Situation One: Everybody Agrees
In practice, joint agreement among the adults involved in the custody matter is the most common way to resolve custody questions. Thus, if the child and the parents (or other adults involved) are in agreement about where the child should primarily live, then the child’s wishes can be honored. To the extent that a child can make his or her wishes known and the adults agree, the child can essentially “decide” where to live. This is not uncommon, since the child may clearly be more bonded with one parent, and the parents may share the understanding that the child needs to live with the more bonded parent.

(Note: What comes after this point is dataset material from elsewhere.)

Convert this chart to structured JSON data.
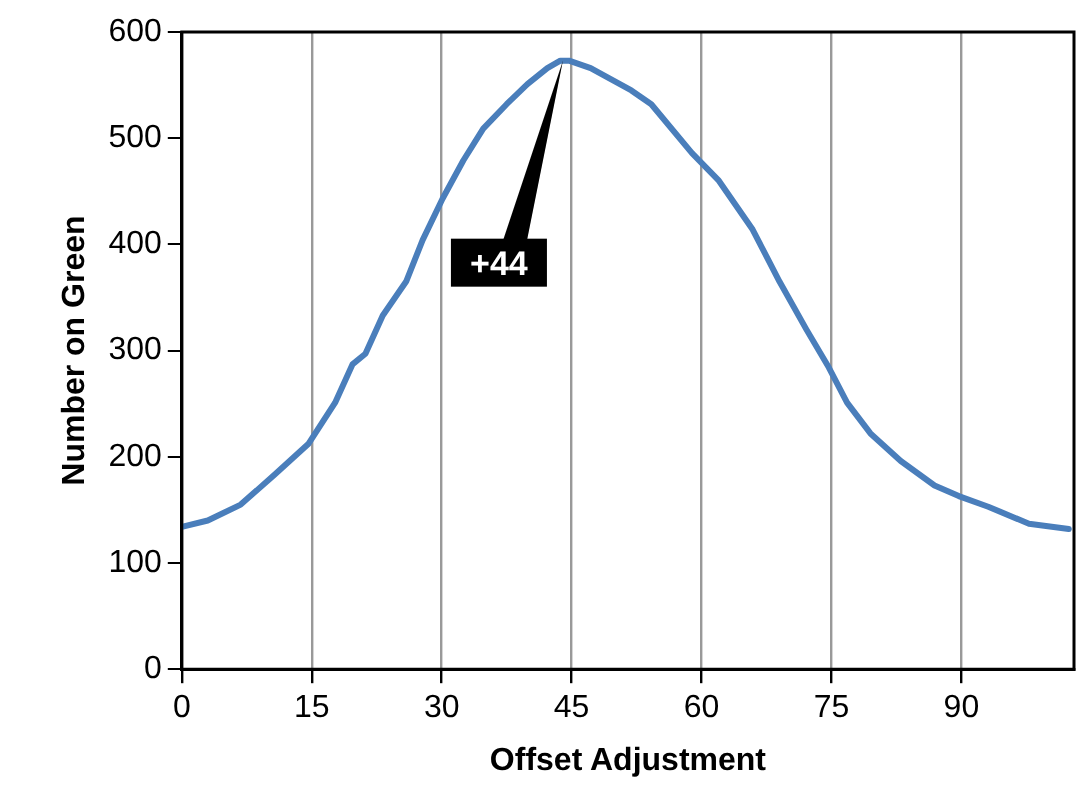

Ideally, parents know their children the best and are in the best position to make decisions about how to best meet the needs and best interests of their child. If parents can come to mutual agreement about living arrangements, then they can also be flexible to revisit which home would be best if the child’s needs change as he or she gets older. So, if the needs of the child begin to shift as the child ages into the teenage years, the adults may be able to go along with the child’s wishes if, for example, he feels that he would be better off living with Dad for a few years. As long as everyone agrees, the custody arrangement is flexible and the child’s wishes can carry as much weight as the adults give them.

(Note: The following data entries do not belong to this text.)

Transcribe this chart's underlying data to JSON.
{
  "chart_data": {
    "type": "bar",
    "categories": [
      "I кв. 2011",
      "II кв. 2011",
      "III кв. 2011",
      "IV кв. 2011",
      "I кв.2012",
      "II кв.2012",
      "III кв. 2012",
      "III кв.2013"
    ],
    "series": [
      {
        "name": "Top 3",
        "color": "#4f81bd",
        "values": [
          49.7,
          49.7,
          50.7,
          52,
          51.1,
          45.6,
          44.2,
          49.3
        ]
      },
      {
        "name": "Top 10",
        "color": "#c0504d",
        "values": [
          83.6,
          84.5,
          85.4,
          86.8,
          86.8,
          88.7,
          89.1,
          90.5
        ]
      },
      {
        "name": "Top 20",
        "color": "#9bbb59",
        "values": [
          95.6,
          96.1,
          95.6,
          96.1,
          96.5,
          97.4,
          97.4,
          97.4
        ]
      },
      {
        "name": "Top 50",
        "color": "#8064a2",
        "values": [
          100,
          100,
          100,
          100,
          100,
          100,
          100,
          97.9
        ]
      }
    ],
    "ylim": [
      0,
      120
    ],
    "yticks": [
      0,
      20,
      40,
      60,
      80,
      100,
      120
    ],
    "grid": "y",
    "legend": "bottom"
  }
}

Situation Two: One Party Disagrees
In contested cases where the parties (and perhaps the child as well) do not agree on how to resolve the custody matter, then the matter will likely be decided by a judge in domestic court. In North Carolina domestic cases, there is no specific age at which the child’s opinion must or may be considered. The judge has no obligation to find out the child’s opinion, or honor it once given. Instead, the judge has discretion to give the child’s wishes as much (or as little) weight as he finds appropriate under the circumstances. Judges are tasked solely with determining what is in the child’s best interests, not what the parents or the child prefer.

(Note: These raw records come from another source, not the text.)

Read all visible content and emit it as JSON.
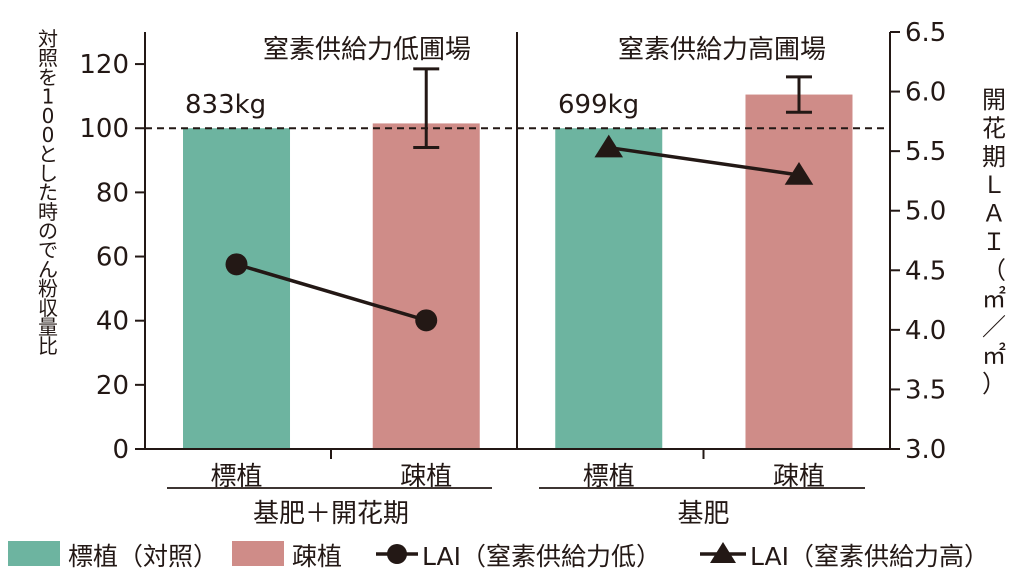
{
  "chart_data": {
    "type": "bar",
    "title": "",
    "panels": [
      {
        "title": "窒素供給力低圃場",
        "baseline_label": "833kg",
        "group_label": "基肥＋開花期",
        "categories": [
          "標植",
          "疎植"
        ],
        "values": [
          100,
          101.5
        ],
        "error_bars": [
          null,
          [
            94,
            118.5
          ]
        ],
        "lai_values": [
          4.55,
          4.08
        ],
        "lai_marker": "circle"
      },
      {
        "title": "窒素供給力高圃場",
        "baseline_label": "699kg",
        "group_label": "基肥",
        "categories": [
          "標植",
          "疎植"
        ],
        "values": [
          100,
          110.5
        ],
        "error_bars": [
          null,
          [
            105,
            116
          ]
        ],
        "lai_values": [
          5.53,
          5.3
        ],
        "lai_marker": "triangle"
      }
    ],
    "ylabel_left": "対照を100とした時のでん粉収量比",
    "ylabel_right": "開花期ＬＡＩ（㎡／㎡）",
    "ylim_left": [
      0,
      130
    ],
    "yticks_left": [
      "0",
      "20",
      "40",
      "60",
      "80",
      "100",
      "120"
    ],
    "ylim_right": [
      3.0,
      6.5
    ],
    "yticks_right": [
      "3.0",
      "3.5",
      "4.0",
      "4.5",
      "5.0",
      "5.5",
      "6.0",
      "6.5"
    ],
    "reference_line": 100,
    "legend": [
      {
        "label": "標植（対照）",
        "kind": "patch",
        "color": "#6db4a0"
      },
      {
        "label": "疎植",
        "kind": "patch",
        "color": "#cf8c88"
      },
      {
        "label": "LAI（窒素供給力低）",
        "kind": "line-circle",
        "color": "#231815"
      },
      {
        "label": "LAI（窒素供給力高）",
        "kind": "line-triangle",
        "color": "#231815"
      }
    ],
    "colors": {
      "standard": "#6db4a0",
      "sparse": "#cf8c88",
      "ink": "#231815"
    }
  }
}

In determining what is in the child’s best interests, judges look at a number of factors, including the parents’ physical and mental health, the provision of affection and stability, sensitivity to the child’s needs, and the nature of communications between the parents. Since each judge has complete control to weigh and balance a number of factors, it is very difficult to determine whether the judge’s decision will mirror the wishes of the child. This is true even if the child is 16 or older and expresses a strong preference; unlike many other states, the judge may determine that the child’s best interests are served by completely overriding the teen’s preference.
Although this standard may be harsh in some cases, the reality is that many judges exercise their discretion to consider more thoughtfully the reasonable wishes of a child as he or she gets older. Judges are certainly smart enough to know that keeping a child in a home where he or she does not want to stay becomes more and more difficult as the child passes 14, 15, or 16 years old. Therefore many judges give more consideration to a teenager’s wishes when those wishes correspond to the emotional needs and relationship issues of the teenager. The bottom line is that, in cases where a judge must determine custody, the judge is bound only by the best interests of the child, and will heed the child’s input only to the extent that it illuminates what is in his or her best interests.